This workshop was addressed to researchers and PhD students in economics interested in natural resource and environmental economics.
- Managing Municipal Solid Waste with low citizen involvement : the case of Hong Kong - Julie Metta-Versmessen
Résumé : While the waste sector has significant decarbonization potential, deploying this potential is difficult in the absence of citizen participation and involvement. In this paper the political management of the waste sector is studied for the case of Hong Kong. Using Weitzman’s theorem and extensions, both marginal abatement and damage curves are built to analyse which policy would be the most suitable. From our analysis, we first show that involving citizens in waste reduction and sorting is the main issue for waste management in Hong Kong. Second, we derive that the first best scenario to regulate waste in this context would be through a quantity-based control system. We then detail how this Waste Permit Trading System should be developed to regulate the waste amount in this region. We characterize a system consisting of both landfill permits and recycling credits.

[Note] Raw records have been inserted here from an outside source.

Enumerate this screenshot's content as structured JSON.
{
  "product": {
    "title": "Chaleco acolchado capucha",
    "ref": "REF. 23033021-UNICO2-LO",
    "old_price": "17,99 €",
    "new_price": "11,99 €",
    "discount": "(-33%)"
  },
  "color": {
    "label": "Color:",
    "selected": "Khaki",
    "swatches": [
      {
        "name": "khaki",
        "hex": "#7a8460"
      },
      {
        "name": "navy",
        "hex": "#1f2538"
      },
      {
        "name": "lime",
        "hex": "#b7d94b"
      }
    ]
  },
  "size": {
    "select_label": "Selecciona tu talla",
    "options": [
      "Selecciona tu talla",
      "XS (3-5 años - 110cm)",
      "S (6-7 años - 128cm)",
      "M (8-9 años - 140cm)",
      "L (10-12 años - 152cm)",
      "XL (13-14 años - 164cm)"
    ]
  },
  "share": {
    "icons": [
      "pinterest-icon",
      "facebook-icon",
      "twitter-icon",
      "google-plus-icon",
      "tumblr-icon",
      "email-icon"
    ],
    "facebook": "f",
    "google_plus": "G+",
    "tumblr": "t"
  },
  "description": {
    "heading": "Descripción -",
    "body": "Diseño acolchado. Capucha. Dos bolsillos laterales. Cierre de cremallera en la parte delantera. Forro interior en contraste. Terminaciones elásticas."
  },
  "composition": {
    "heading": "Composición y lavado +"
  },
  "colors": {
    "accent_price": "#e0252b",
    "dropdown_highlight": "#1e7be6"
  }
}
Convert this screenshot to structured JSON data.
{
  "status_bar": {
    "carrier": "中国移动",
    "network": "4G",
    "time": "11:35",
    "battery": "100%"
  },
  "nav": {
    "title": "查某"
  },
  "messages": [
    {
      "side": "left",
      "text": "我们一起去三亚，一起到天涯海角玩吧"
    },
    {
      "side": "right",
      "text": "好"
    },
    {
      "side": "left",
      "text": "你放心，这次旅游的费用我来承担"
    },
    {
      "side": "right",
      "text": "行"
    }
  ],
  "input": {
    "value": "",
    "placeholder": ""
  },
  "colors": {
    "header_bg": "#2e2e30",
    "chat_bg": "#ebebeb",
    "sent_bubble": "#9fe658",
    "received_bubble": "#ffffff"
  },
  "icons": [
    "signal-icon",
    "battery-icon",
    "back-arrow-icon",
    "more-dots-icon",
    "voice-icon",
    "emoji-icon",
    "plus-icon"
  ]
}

We determine the optimal number of permits and credits for the different agents as well as a potential market design that allows for a future linking with a carbon trading system.
- Tradable Climate Liabilities with Investment in Green Technology - Nicolas Pinsonneault
I build upon the tradable climate liabilities framework by Billette de Villemeur & Leroux (2019) whereby countries have the possibility to participate in a financially binding climate agreement where they can accumulate, and trade liabilities based on their cumulative per- period emissions and where revenues are used to compensate the coalition's participating countries. Those countries can submit compensation claims based on their share of global damages. The initial model is extended to allow countries to invest in green technology. The goal of this ongoing project will be to study the incentives to invest in such technologies under a tradable climate liabilities mechanism and compare them to those that emerge from other more traditional climate policies.
Référence : de Villemeur, E. B., & Leroux, J. (2019). Tradable climate liabilities: a thought experiment. Ecological Economics, 164, 106355.